What is the probability of $\cos(\theta_1) + \cos(\theta_2) + \cos(\theta_1 - \theta_2) + 1 \le 0$?

Question

What is the probability of $\cos(\theta_1) + \cos(\theta_2) + \cos(\theta_1 - \theta_2) + 1 \le 0$ given that $\theta_1$ and $\theta_2$ are chosen randomly between $0$ and $2\pi$?

Answer 1

Let us denote:

$$\tag{1}f(\theta_1,\theta_2):=\cos(\theta_1) + \cos(\theta_2) + \cos(\theta_1 - \theta_2) + 1.$$

Using relationships:

$$\cos(a)+\cos(b)=2 \cos\left(\frac{a+b}{2}\right)\cos\left(\frac{a-b}{2}\right)$$

$$1+\cos(a)=2\cos\left(\frac{a}{2}\right)^2,$$

one can write $f(\theta_1,\theta_2)$ under a product form:

$$\tag{2} f(\theta_1,\theta_2)=4 \cos\left(\dfrac{\theta_1}{2}\right) \cos\left(\dfrac{\theta_2}{2}\right)\cos\left(\dfrac{\theta_1-\theta_2}{2}\right) \le 0$$

Thus the discussion on inequation

$$\tag{3} f(\theta_1,\theta_2)\le 0$$

amounts to a regionalization of the domain $(\theta_1,\theta_2) \in [0,2\pi) \times [0,2 \pi)$, materialized by the square ABCD (see graphics below).

More precisely, the regions where inequality (3) is verified are determined by their boundaries (characterized by an occurence of a transition between positive and negative values):

$$\text{for factors } \ \begin{cases}\cos(\theta_1/2):&\text{line FG with equ.} \ \theta_1=\pi \\\cos(\theta_2/2):&\text{line EH with equ.} \ \theta_2=\pi\\ \cos((\theta_1-\theta_2)/2):&\text{lines EF and GH with equ.} \ \theta_1-\theta_2=\pm\pi\end{cases}$$

These boundaries define 6 regions.

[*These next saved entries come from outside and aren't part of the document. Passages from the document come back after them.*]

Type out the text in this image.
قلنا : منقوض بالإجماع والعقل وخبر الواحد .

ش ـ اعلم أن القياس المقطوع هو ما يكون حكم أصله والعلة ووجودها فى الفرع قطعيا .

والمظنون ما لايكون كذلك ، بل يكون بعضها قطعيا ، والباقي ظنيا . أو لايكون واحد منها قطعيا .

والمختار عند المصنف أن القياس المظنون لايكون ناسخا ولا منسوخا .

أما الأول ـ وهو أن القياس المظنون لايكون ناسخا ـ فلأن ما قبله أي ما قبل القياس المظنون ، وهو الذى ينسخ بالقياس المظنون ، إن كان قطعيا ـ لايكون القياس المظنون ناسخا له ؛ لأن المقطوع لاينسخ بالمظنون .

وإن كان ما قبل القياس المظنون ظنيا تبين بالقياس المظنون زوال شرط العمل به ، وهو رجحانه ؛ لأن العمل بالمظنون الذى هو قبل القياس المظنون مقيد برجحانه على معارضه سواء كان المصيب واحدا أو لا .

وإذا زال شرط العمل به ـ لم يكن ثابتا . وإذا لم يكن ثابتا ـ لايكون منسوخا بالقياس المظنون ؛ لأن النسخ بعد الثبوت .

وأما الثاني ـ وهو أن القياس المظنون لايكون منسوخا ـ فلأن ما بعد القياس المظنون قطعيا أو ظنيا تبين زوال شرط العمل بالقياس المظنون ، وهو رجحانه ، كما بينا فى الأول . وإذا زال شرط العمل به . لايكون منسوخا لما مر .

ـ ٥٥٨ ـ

Which regions are the good ones ?

Determining the sign of $f(\theta_1,\theta_2)$ for each region can be done by obtaining the sign of each factor; the regions to be selected are those where the product of these 3 signs is negative.

This process, rather long, generates a kind of checkerboard pattern (one and only one sign changes when a boundary is crossed). Whence the idea of a simpler method: it suffices to test a single point inside an arbitrary region, color this region in white (resp. red) according to the sign of $f(\theta_1,\theta_2)$ [negative (resp. positive)], then color all the neighbouring regions with the opposite color, etc...

For example, the lower left square AGIE, tested positive because $f(\theta_1,\theta_2)>0$ for test point $J(\theta_1,\theta_2)=(\pi/2,\pi/2),$ will be colored red. Its neighbouring regions, EFI and GHI, will then be colored in white, etc...

In a last step, the areas of the white regions are added, and the result is the ratio between this sum of areas and the area of the square. One finds in this way

$$\text{Probability} \ = \ \frac{1}{4}.$$